'Limited progress' in Afghanistan
A Pentagon report on Afghanistan said progress in the nine-year-old war was fragile, but holding.
The latest bi-annual report to congress comes as violence is on the rise and more Afghans say they fear for their safety.
Barack Obama's administration chiefs said the findings represented a slight improvement from previous months.
The report is an early look into the kind of cautious assessment expected to reach the president's desk next month. The December review is supposed to determine whether Mr Obama's war strategy, which includes a build-up of some 30,000 troops, is succeeding in breaking the momentum of the Taliban uprising.
"The deliberate application of our strategy is beginning to have cumulative effects, and security is slowly beginning to expand," says the report, which looks at operations from April to September 30.
Still, the report adds, the number of Afghans rating their security situation as "bad" is the highest its been since 2008, with "kinetic events" increasing by more than half during the summer. The report attributes the uptick in violence to increased fighting between US-led forces and the Taliban.

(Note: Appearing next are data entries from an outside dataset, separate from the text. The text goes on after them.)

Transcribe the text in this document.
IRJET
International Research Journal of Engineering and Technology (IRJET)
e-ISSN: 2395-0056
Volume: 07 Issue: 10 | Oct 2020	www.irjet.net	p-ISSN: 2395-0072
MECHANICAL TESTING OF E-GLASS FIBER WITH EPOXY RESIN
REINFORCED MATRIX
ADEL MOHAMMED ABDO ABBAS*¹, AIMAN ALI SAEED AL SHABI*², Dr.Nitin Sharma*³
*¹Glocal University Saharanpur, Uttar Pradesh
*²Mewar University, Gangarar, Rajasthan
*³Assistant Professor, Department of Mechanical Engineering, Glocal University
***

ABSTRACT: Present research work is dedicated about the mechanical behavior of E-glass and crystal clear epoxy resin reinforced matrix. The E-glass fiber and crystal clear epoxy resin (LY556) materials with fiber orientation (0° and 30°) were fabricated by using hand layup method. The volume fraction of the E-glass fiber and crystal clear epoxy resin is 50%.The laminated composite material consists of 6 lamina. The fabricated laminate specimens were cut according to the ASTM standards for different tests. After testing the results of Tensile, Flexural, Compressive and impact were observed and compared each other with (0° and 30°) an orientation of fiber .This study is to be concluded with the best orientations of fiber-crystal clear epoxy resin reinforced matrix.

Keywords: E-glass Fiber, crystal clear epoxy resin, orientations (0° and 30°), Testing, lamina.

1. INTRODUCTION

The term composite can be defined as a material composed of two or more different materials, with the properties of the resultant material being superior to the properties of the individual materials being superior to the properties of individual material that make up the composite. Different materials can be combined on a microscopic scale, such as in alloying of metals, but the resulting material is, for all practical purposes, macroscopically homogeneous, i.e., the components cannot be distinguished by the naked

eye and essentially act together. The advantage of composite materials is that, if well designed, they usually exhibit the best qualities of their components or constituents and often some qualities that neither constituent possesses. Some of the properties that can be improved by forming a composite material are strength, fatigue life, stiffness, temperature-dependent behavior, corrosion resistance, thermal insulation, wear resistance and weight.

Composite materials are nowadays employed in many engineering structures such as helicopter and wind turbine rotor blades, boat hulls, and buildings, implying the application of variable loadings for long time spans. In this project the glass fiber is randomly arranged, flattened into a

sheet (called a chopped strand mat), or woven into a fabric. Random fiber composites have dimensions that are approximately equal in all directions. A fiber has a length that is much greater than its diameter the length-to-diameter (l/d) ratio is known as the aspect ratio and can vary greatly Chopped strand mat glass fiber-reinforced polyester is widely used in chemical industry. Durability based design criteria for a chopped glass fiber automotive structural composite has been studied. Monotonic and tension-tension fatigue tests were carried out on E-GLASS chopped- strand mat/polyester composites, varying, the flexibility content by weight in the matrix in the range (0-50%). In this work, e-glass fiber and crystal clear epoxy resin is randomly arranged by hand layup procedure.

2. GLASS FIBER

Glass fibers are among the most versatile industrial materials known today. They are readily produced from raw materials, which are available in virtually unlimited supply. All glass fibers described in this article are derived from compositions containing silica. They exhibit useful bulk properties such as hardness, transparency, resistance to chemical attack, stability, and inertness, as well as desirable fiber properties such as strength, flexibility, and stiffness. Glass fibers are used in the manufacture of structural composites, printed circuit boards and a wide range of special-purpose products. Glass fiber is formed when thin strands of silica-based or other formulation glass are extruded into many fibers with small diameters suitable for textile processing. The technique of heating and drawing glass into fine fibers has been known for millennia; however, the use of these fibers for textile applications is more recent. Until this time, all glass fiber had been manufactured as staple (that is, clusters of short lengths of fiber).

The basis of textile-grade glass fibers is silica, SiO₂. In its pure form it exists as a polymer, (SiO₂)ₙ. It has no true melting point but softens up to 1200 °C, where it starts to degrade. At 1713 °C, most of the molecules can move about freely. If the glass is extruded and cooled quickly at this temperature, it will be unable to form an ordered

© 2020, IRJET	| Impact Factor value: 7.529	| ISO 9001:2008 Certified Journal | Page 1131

A senior defence official said the Pentagon viewed the war as an "extraordinarily dynamic situation". They said officials believed much had already changed since the report's end date, including military progress in the key city of Kandahar.
At the Nato summit in Lisbon, Portugal, last weekend, European countries eagerly embraced an agreement to begin handing over security responsibility to the Afghans in early 2011 with full transition targeted by the end of 2014.
General David Petraeus, the top US and Nato war commander in Afghanistan, said in Paris that the coalition's goal in Afghanistan was not to turn the country into a democratic republic like Switzerland, but rather to raise its security and governance to a level when Afghans could take the lead.